Consider the pros and cons of living on campus. Depending on your school’s location, off-campus housing might be less expensive than paying for a room and a meal plan on campus. Be aware, however, that although you might save some cash, you will give up a great deal of convenience by moving out of your campus residence. You almost certainly won’t be able to roll out of bed 10 minutes before class, and you will have to prepare your own meals. At the same time, living on campus makes it easier to make friends and develop a sense of connection to your college or university. Before you make the decision about where to live, weigh the advantages and disadvantages of each option.
Use low-cost transportation. If you live close to campus, consider whether or not you need to keep a car on campus. Take advantage of lower-cost options such as public transportation or biking to class to save money on gasoline and parking. If you live farther away, check to see whether your institution hosts a ride-sharing program for commuter students or join a carpool with someone in your area.
Seek out discount entertainment options. Take advantage of discounted or free programming through your college. Most institutions use a portion of their student fees to provide affordable entertainment options such as discounted or free tickets to concerts, movie theaters, sporting events, or other special events.
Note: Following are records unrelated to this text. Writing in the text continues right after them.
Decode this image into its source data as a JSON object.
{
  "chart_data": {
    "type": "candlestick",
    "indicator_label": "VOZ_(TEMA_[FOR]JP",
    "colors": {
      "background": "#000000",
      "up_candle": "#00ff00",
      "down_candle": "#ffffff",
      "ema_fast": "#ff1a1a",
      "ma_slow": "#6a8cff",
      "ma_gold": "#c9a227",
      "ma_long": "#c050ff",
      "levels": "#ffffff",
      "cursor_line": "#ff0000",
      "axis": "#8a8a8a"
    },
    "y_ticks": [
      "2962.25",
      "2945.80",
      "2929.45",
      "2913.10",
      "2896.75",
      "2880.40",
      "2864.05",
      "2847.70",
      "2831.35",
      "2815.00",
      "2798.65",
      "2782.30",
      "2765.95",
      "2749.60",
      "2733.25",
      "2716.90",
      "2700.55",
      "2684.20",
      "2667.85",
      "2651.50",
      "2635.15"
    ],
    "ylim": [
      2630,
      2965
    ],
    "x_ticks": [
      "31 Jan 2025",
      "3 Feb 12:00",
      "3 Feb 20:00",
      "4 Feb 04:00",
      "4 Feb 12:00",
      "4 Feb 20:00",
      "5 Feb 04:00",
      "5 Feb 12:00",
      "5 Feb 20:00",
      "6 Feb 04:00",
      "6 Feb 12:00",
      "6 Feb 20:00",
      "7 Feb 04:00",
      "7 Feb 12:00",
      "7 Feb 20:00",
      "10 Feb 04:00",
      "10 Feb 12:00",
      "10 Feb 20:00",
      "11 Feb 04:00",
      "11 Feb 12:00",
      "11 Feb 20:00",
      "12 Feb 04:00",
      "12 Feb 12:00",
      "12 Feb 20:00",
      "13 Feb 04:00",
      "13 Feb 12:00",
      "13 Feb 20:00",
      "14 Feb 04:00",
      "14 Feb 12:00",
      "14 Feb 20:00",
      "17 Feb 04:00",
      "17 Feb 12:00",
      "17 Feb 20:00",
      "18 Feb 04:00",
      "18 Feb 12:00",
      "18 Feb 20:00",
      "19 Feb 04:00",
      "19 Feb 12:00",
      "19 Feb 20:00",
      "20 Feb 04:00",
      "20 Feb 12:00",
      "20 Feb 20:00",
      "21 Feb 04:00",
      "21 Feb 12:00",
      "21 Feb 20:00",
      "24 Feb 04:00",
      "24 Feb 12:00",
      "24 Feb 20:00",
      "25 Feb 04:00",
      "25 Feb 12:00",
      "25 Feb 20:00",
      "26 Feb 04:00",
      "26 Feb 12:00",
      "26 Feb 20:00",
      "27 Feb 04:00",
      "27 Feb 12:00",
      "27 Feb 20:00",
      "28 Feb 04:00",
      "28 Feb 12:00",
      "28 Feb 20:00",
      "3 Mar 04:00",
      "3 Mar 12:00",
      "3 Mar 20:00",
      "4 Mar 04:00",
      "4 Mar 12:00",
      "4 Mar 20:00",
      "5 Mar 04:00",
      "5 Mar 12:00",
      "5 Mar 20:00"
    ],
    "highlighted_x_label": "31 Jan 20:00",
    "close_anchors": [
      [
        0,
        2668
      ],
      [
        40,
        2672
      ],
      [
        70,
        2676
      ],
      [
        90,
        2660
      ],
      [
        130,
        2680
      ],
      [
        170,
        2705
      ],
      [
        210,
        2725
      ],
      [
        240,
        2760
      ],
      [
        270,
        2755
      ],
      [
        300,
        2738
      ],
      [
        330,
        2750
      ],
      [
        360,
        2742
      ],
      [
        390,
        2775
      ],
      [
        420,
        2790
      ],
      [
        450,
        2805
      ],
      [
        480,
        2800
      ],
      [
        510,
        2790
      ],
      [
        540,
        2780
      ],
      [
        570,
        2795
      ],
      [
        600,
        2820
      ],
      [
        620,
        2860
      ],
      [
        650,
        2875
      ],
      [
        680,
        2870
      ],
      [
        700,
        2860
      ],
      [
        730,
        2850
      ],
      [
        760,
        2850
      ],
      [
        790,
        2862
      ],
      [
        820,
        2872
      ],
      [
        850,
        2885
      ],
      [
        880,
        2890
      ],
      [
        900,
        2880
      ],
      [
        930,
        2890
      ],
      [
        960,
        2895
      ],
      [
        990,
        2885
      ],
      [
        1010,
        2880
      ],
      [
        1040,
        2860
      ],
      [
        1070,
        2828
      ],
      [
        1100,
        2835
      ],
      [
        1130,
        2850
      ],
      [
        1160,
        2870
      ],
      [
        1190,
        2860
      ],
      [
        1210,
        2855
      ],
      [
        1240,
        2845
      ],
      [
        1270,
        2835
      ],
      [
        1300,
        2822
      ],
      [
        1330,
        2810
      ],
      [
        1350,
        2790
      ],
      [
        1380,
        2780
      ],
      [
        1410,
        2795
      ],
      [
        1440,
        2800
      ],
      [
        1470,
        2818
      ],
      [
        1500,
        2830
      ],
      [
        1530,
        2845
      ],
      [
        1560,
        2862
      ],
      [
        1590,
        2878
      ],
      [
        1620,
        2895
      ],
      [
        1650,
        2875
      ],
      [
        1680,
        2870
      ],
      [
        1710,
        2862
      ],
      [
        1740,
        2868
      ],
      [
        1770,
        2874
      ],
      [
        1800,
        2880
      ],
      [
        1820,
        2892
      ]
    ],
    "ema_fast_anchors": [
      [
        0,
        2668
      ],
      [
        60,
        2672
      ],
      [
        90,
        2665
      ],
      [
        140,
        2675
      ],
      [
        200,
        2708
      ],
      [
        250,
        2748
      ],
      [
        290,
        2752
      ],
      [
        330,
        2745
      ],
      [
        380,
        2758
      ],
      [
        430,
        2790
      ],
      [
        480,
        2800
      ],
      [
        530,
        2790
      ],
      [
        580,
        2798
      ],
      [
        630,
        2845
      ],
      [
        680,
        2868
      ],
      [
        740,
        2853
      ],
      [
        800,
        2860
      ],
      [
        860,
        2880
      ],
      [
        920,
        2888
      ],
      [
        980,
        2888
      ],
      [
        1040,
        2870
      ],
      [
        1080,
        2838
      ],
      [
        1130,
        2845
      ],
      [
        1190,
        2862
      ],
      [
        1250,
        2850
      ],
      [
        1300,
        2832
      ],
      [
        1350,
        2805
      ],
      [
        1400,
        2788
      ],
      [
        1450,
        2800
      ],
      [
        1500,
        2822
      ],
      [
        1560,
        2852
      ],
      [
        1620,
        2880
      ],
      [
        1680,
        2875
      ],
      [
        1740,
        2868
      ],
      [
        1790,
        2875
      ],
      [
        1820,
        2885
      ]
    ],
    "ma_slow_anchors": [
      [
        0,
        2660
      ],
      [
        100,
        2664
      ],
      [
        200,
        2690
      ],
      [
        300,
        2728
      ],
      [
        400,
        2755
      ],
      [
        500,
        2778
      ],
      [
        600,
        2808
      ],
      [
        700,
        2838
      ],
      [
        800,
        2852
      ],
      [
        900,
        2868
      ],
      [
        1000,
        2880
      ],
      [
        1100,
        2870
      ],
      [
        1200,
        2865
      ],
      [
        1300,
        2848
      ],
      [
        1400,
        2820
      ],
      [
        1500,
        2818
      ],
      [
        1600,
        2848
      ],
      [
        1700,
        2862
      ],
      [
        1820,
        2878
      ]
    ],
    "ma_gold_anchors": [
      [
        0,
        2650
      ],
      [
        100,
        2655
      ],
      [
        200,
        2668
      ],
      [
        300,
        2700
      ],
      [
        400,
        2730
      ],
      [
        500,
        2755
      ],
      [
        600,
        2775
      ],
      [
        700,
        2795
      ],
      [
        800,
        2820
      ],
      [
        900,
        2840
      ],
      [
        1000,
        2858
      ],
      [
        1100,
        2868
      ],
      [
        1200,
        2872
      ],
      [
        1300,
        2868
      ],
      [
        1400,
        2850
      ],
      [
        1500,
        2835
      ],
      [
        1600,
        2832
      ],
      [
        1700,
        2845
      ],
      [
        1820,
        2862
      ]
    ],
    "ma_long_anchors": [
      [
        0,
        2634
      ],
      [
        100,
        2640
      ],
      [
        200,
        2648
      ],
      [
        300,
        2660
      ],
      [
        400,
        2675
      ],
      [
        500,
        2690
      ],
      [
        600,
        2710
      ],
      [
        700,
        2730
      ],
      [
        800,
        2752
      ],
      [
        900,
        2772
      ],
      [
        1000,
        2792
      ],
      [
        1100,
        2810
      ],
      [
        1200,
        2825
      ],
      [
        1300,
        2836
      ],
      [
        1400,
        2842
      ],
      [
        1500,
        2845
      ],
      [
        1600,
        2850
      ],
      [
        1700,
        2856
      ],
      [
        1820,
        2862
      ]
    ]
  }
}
Embrace secondhand goods. Use online resources such as Craigslist and thrift stores such as Goodwill to expand your wardrobe, purchase extras such as games and sports equipment, or furnish and decorate your room or apartment. You’ll save money, and you won’t mind as much when someone spills a drink on your “new” couch.
Avoid unnecessary fees. Making late payments on credit cards and other bills can lead to expensive fees and can lower your credit score (which in turn will raise your interest rates). You might want to set up online, automatic payments to avoid making this costly mistake.